Problem Description¶

LeetCode Problem 154: Suppose an array of length n sorted in ascending order is rotatedbetween 1 and n times. For example, the array nums = [0,1,4,4,5,6,7] might become:

[4,5,6,7,0,1,4] if it was rotated 4 times.
[0,1,4,4,5,6,7] if it was rotated 7 times.

Notice that rotating an array [a[0], a[1], a[2], ..., a[n-1]] 1 time results in the array [a[n-1], a[0], a[1], a[2], ..., a[n-2]].

Given the sorted rotated array nums that may contain duplicates, return the minimum element of this array.

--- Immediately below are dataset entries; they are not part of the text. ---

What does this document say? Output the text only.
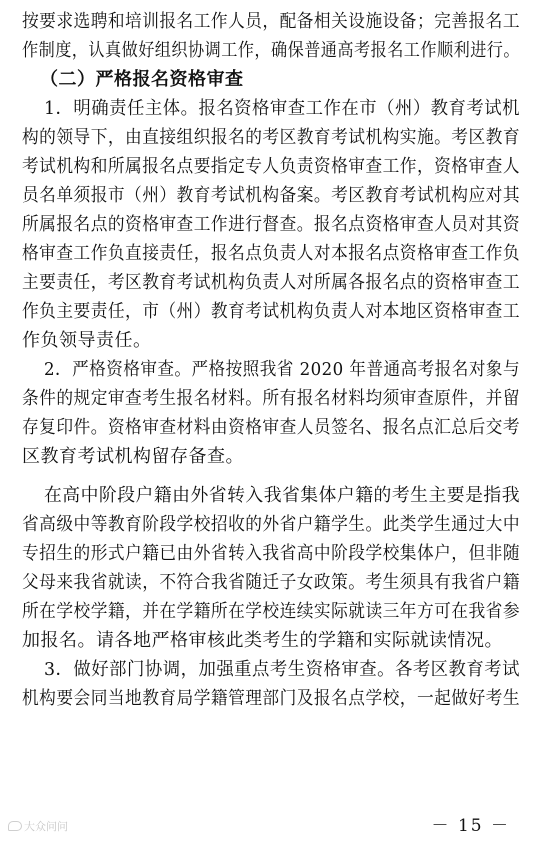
按要求选聘和培训报名工作人员，配备相关设施设备；完善报名工
作制度，认真做好组织协调工作，确保普通高考报名工作顺利进行。
（二）严格报名资格审查
1．明确责任主体。报名资格审查工作在市（州）教育考试机
构的领导下，由直接组织报名的考区教育考试机构实施。考区教育
考试机构和所属报名点要指定专人负责资格审查工作，资格审查人
员名单须报市（州）教育考试机构备案。考区教育考试机构应对其
所属报名点的资格审查工作进行督查。报名点资格审查人员对其资
格审查工作负直接责任，报名点负责人对本报名点资格审查工作负
主要责任，考区教育考试机构负责人对所属各报名点的资格审查工
作负主要责任，市（州）教育考试机构负责人对本地区资格审查工
作负领导责任。
2．严格资格审查。严格按照我省 2020 年普通高考报名对象与
条件的规定审查考生报名材料。所有报名材料均须审查原件，并留
存复印件。资格审查材料由资格审查人员签名、报名点汇总后交考
区教育考试机构留存备查。
在高中阶段户籍由外省转入我省集体户籍的考生主要是指我
省高级中等教育阶段学校招收的外省户籍学生。此类学生通过大中
专招生的形式户籍已由外省转入我省高中阶段学校集体户，但非随
父母来我省就读，不符合我省随迁子女政策。考生须具有我省户籍
所在学校学籍，并在学籍所在学校连续实际就读三年方可在我省参
加报名。请各地严格审核此类考生的学籍和实际就读情况。
3．做好部门协调，加强重点考生资格审查。各考区教育考试
机构要会同当地教育局学籍管理部门及报名点学校，一起做好考生
大众问问	－ 15 －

You must decrease the overall operation steps as much as possible.

Clarification¶

sorted and rotated
contain duplicates
the array can be rotated back to it original values

Assumption¶

Solution¶

Approach - Binary Search¶

The big difference between this problem and LC153 is that the array may contain duplicates. So when nums[mid] == nums[right], the position of minimum could be in either left or right of mid (e.g., [3,3,3,3,1,3], or [3,1,3,3,3,3]). So

For relationship 1, nums[left] <= nums[mid] <= nums[right], min could be on either left half or right half when nums[left] == nums[mid] == nums[right]

So we need to hanlde the special case nums[left] == nums[mid] == nums[right]

Python

class Solution:
    def findMin(self, nums: List[int]) -> int:
        left, right = 0, len(nums) - 1

        while left < right:
            mid = (left + right) // 2

            if nums[mid] > nums[right]:
                left = mid + 1
            elif nums[left] == nums[mid] and nums[mid] == nums[right]:
                left += 1
                right -= 1
            else:
                right = mid

        return nums[left]

Complexity Analysis¶

Time complexity: \(O(\log n)\) for average case, \(O(n)\) for the worst case
In the worst case, it reduce the search space by two elements at a time and takes \(O(n)\) time. For the average case, the time complexity is \(O(\log n)\) with the binary search.
Space complexity: \(O(1)\)
Only use two variables for indices.